L’«anima del mondo», più antica del corpo del mondo, perché destinata a guidarlo e a sovraintendere alle rivoluzioni celesti, il demiurgo l’ha plasmata mescolando le essenze che la compongono secondo proporzioni numeriche, cioè i rapporti delle armonie musicali (Timeo, 35a-36b)[12] che Raffaello ha dipinto sulla lavagnetta di fronte a Pitagora. L’universo è costruito sulle armonie matematiche della musica: la musica delle stelle.

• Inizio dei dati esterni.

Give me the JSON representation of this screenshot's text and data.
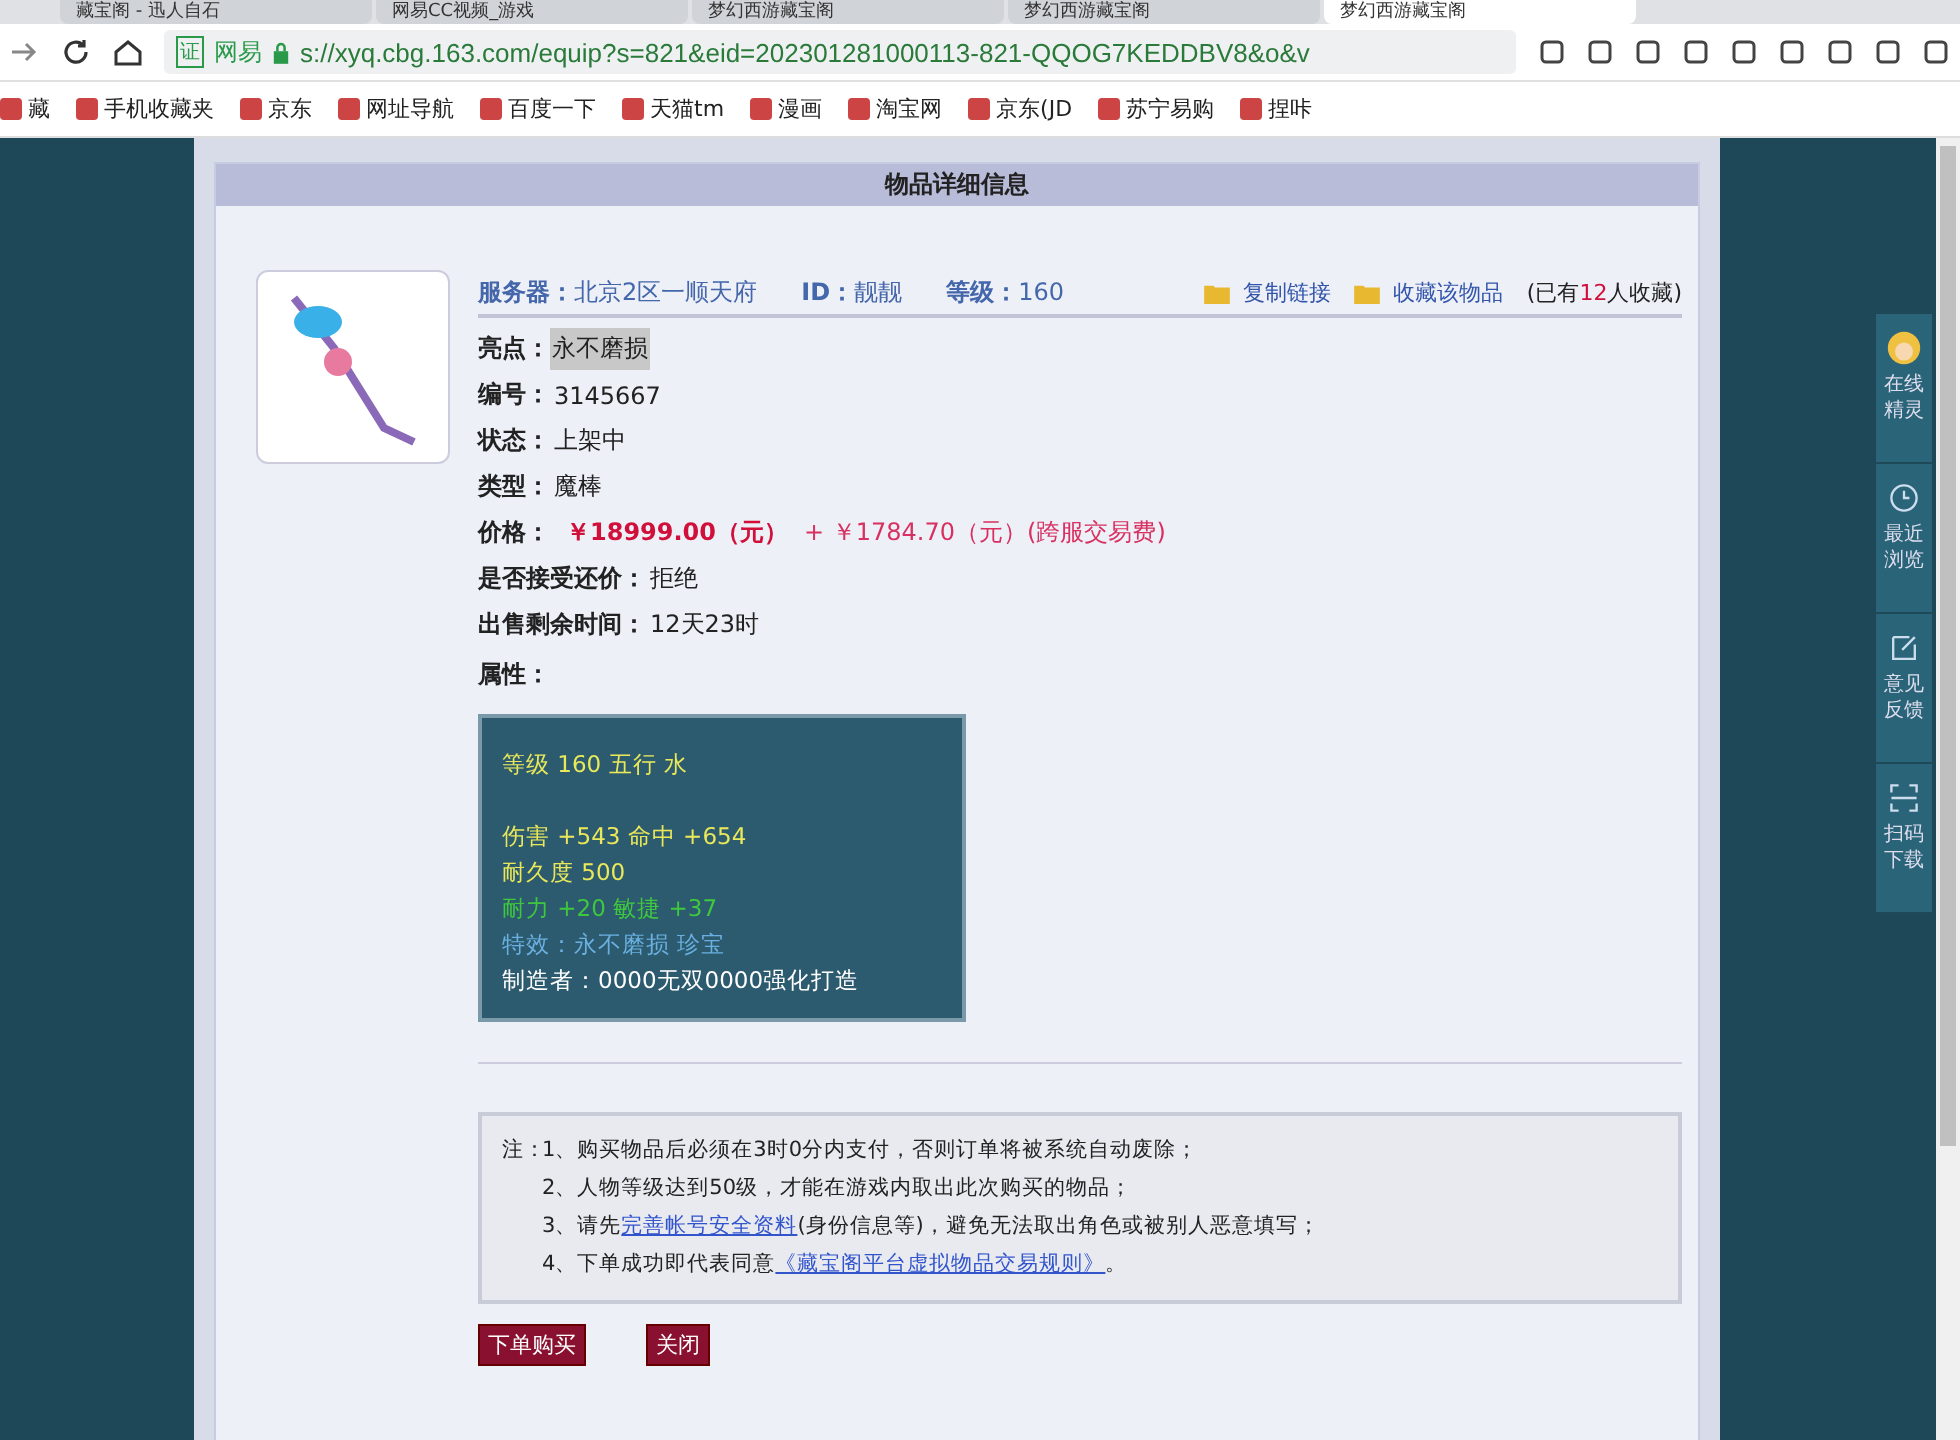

Da qui forse la cura dell’essere-universo-natura: anche il tempio in cui è ambientato l’affresco, come l’Essere di Parmenide, è «inviolabile», «non saccheggiabile» nel senso giuridico del termine[13]. Una filosofia della natura come sensibilità estrema, sguardo di cura sulle cose, Raffaello l’ha traghettata per noi, come un dono prezioso, dal passato nel nostro futuro. Se solo guardiamo con gli occhi della ragione e della bellezza. Tale sensibilità è traducibile oggi in un nuovo linguaggio della scienza? Nel mondo esausto e malato dalla tracotanza rapace della ragione predatoria? Abbiamo un’altra scelta? Non abbiamo un pianeta B.

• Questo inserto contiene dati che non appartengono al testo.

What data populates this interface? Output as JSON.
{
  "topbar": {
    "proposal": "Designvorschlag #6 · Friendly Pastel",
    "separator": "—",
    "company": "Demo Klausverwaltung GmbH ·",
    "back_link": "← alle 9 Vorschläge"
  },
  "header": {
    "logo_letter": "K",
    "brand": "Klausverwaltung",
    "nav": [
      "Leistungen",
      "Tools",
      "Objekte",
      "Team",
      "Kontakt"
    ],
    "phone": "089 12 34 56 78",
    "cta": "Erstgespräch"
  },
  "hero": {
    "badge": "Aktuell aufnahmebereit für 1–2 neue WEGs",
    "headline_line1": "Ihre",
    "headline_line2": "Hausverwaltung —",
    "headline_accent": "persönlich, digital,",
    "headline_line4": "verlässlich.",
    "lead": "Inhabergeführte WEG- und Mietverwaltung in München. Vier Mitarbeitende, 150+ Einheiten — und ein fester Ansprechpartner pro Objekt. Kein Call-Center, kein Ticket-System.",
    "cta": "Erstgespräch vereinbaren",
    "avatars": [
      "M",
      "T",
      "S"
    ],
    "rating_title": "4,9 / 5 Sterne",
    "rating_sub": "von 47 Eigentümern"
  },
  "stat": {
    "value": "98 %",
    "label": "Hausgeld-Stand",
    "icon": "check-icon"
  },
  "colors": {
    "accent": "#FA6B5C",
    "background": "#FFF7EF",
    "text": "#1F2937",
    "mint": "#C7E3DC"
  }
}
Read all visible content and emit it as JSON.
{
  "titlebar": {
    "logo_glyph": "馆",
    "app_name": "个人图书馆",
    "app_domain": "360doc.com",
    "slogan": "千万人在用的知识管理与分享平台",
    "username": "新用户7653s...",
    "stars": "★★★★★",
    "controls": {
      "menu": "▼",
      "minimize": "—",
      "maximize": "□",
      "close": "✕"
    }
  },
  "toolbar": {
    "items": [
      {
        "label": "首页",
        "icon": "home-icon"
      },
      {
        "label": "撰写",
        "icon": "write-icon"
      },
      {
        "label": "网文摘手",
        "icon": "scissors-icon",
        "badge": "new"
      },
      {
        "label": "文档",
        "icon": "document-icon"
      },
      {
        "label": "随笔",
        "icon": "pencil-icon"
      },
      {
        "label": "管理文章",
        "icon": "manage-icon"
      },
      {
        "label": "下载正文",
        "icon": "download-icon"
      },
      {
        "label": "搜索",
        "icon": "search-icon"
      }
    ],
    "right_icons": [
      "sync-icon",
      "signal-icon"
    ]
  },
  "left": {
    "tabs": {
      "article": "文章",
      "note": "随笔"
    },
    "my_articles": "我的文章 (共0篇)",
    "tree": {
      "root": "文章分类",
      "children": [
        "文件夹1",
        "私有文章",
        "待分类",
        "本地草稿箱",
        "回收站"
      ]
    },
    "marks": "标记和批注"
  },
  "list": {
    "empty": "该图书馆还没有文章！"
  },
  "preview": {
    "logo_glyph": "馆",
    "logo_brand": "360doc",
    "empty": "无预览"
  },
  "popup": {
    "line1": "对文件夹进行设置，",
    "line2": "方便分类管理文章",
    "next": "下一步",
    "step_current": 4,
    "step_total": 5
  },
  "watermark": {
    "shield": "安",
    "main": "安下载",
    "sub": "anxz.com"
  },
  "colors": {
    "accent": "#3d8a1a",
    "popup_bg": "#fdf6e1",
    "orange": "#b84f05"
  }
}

Nel Timeo l’universo è pensato come un tutto, somigliantissimo a quello «di cui gli altri animali considerati nella loro singola individualità e come specie sono parti» (30c 5-6), un «vivente dotato di anima e di intelligenza» (30b 8), un «dio felice» (34b 8). E la terra poi, «nostra nutrice … Egli [il demiurgo] la costruì custode ed artefice della notte e del giorno» (40c). Non per nulla vediamo sul lato sinistro dell’affresco due grandi astronomi, Zoroastro e Tolomeo: l’uno di fronte all’altro, il cosmo dell’uno si specchia nel globo terracqueo dell’altro. E Raffaello che si dipinge accanto a loro ne è testimone. Inoltre «i movimenti dell’armonia sono della stessa famiglia delle rivoluzioni della nostra anima» (47d). Come sottolinea Frommel, «per Platone la perfezione dell’universo è l’archetipo dell’anima umana, a cui allude anche il suo mantello rosso»[14]. In questa armonia, forse, la radice della vita felice.

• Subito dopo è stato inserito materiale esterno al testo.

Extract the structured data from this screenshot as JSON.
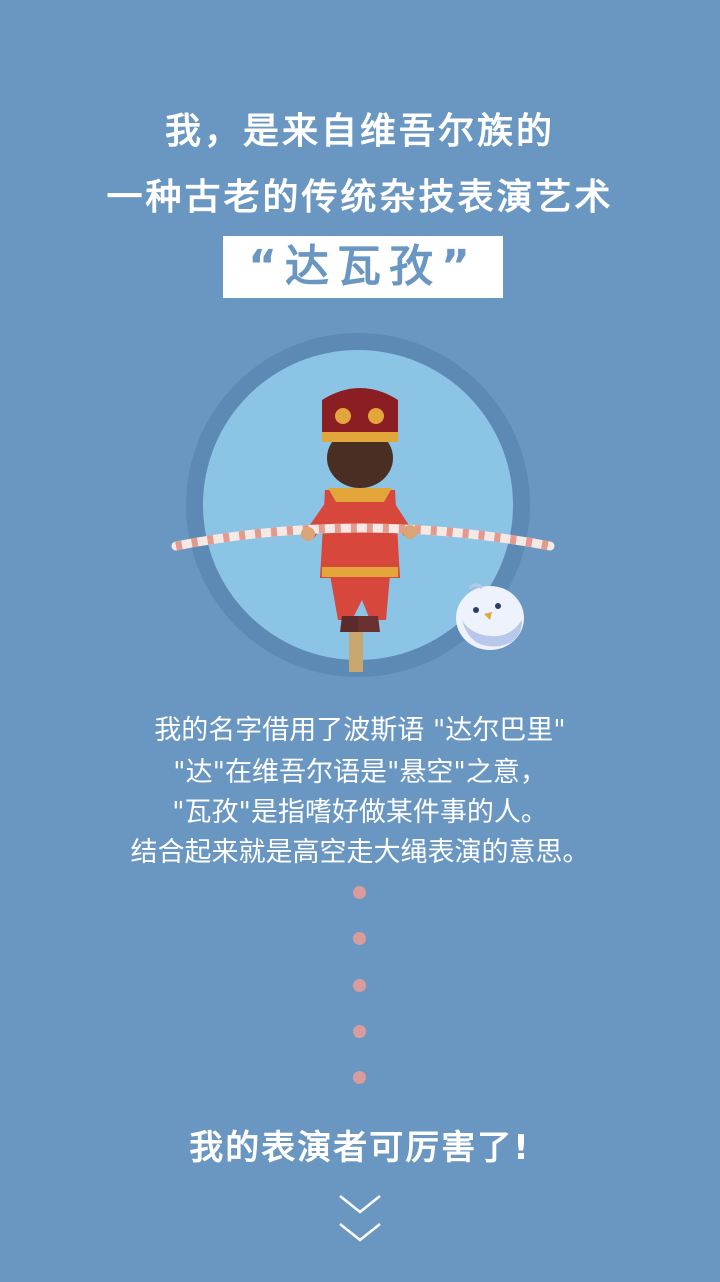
{
  "headline": {
    "line1": "我，是来自维吾尔族的",
    "line2": "一种古老的传统杂技表演艺术",
    "name": "“达瓦孜”"
  },
  "description": {
    "line1": "我的名字借用了波斯语 \"达尔巴里\"",
    "line2": "\"达\"在维吾尔语是\"悬空\"之意，",
    "line3": "\"瓦孜\"是指嗜好做某件事的人。",
    "line4": "结合起来就是高空走大绳表演的意思。"
  },
  "closing": "我的表演者可厉害了!",
  "icons": {
    "scroll": "double-chevron-down-icon",
    "illustration": "tightrope-walker-illustration",
    "bird": "bird-icon"
  },
  "colors": {
    "background": "#6a97c1",
    "circle_outer": "#5d8ab4",
    "circle_inner": "#8cc4e6",
    "dot": "#d99c9c",
    "costume": "#d8473c"
  }
}
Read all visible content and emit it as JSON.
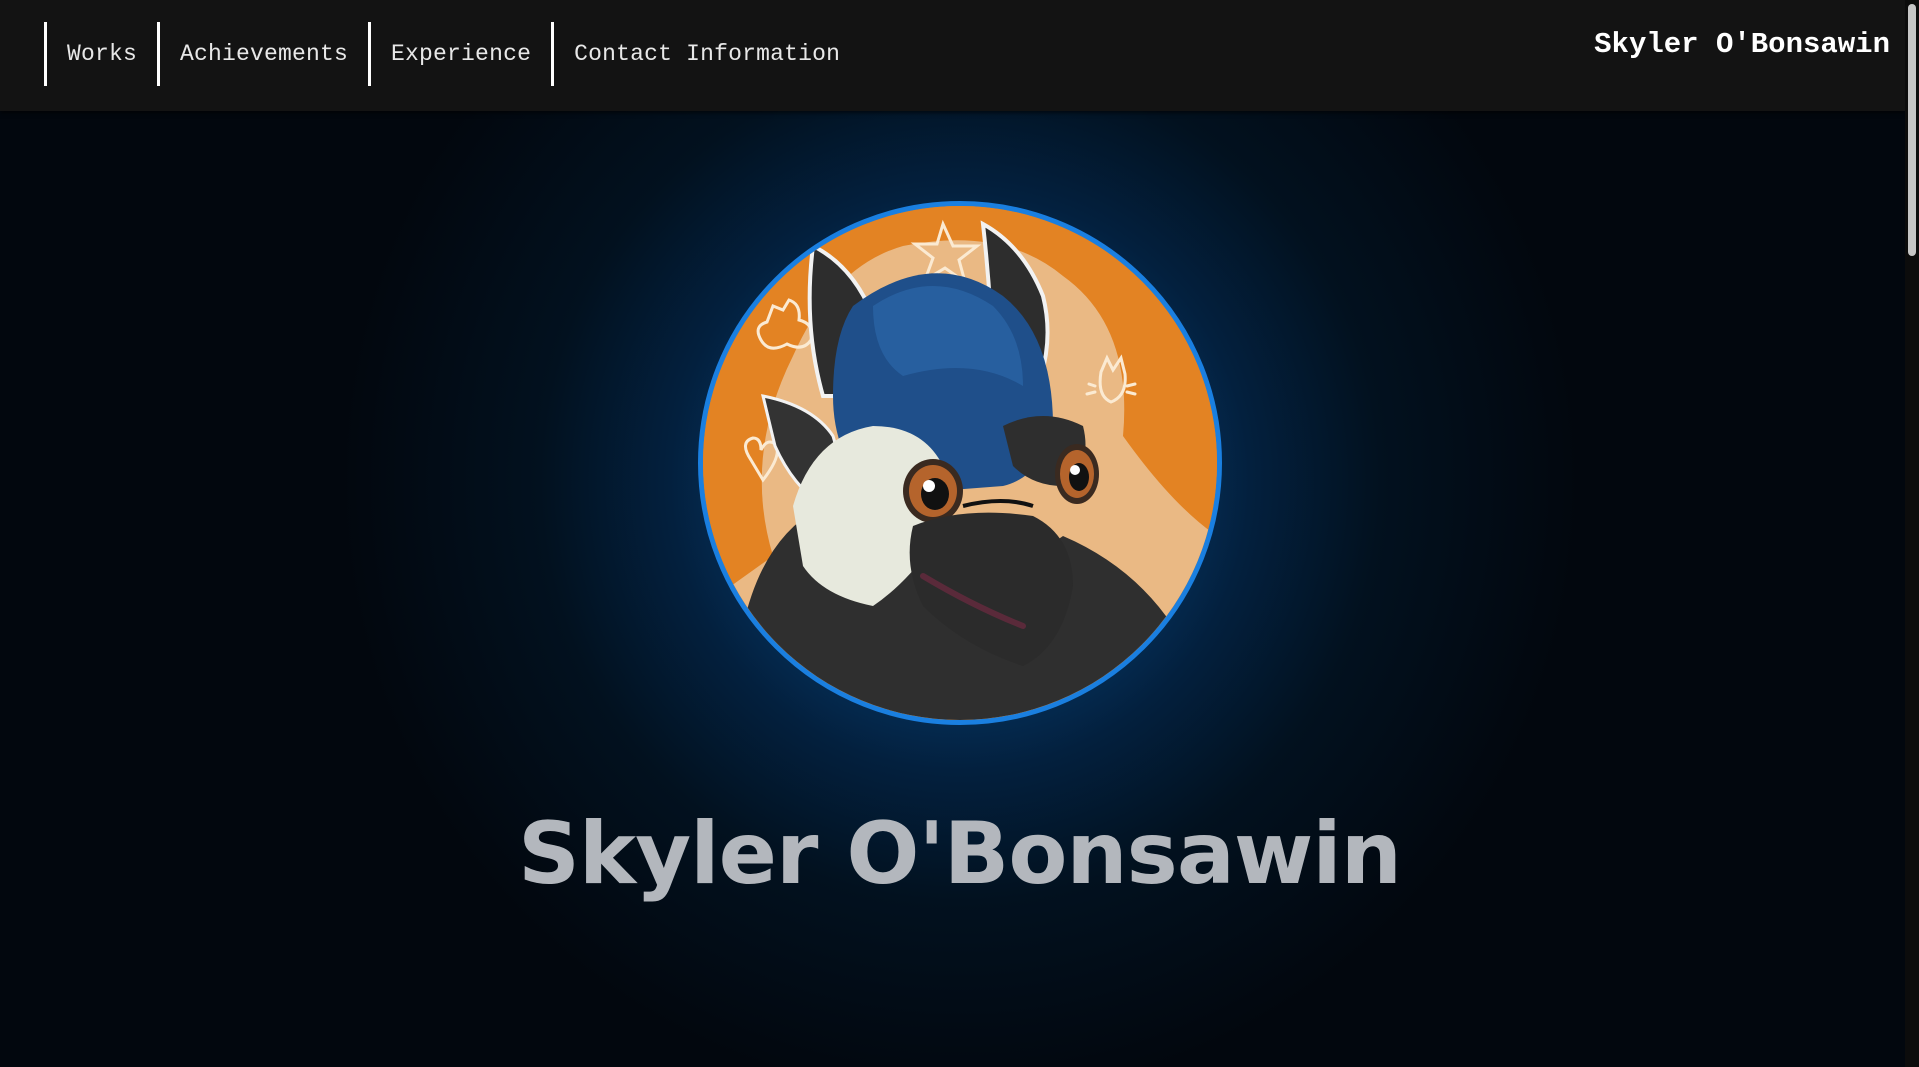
{
  "nav": {
    "links": [
      {
        "label": "Works"
      },
      {
        "label": "Achievements"
      },
      {
        "label": "Experience"
      },
      {
        "label": "Contact Information"
      }
    ],
    "brand": "Skyler O'Bonsawin"
  },
  "hero": {
    "name": "Skyler O'Bonsawin",
    "avatar": {
      "description_icon": "bird-character-avatar-icon",
      "background_color": "#e38323",
      "ring_color": "#1a7fe0"
    }
  },
  "colors": {
    "navbar": "#131313",
    "page_background": "#02070e",
    "glow": "#0b4f8f",
    "name_text": "#b3b7bd"
  }
}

Ma il legame fra la terra, il cosmo e l’uomo non si ferma qui. Ci siamo già spostati, con Zoroastro e Tolomeo, in direzione dell’altro angolo alla base della piramide dei personaggi. A sinistra, in primo piano Euclide con le fattezze del Bramante è attorniato dall’entusiasmo dei suoi allievi. Sta disegnando con l’aiuto del compasso due triangoli rettangoli sovrapposti, uno isoscele e l’altro scaleno che, secondo il Timeo (53c8-d4), sono gli atomi, cioè gli elementi primi grazie ai quali il demiurgo plasma, compone i corpi primi, aria, acqua, terra, fuoco: il corpo dell’universo. Frommel ci fa notare che «il blu del mantello di Aristotele e il verde della sua tunica sono gli stessi colori che rappresentano l’Aria e la Terra sulla veste variopinta dell’allegoria della Filosofia nella volta»[15].
Sono le combinazioni di quei triangoli a dare vita ai 4 poliedri regolari: la piramide o il fuoco, l’ottaedro o l’aria, l’icosaedro o l’acqua, tutti e tre questi poliedri costituiti da triangoli rettangoli scaleni, mentre il cubo o la terra da triangoli isosceli (Timeo, 54d-55c). Aria, acqua, terra e fuoco, grazie al principio di associazione e dissociazione dei triangoli che li compongono, saranno l’ordito e la trama della tessitura delle cose nell’universo e delle loro trasformazioni, anche se il fuoco prevale di gran lungo nei cieli. I triangoli elementari quindi sono le vocali e le consonanti dell’ordine matematico-geometrico del tutto. Quei «caratteri» con cui è scritto l’universo, come dirà Galileo nel Saggiatore[16] (1623) più di un secolo dopo. L’allievo di Euclide che ha colto la spiegazione si volta infatti, quasi di scatto, girando lo sguardo verso il cosmo di Zoroastro, mentre Tolomeo tiene come contrappunto in mano il globo terracqueo.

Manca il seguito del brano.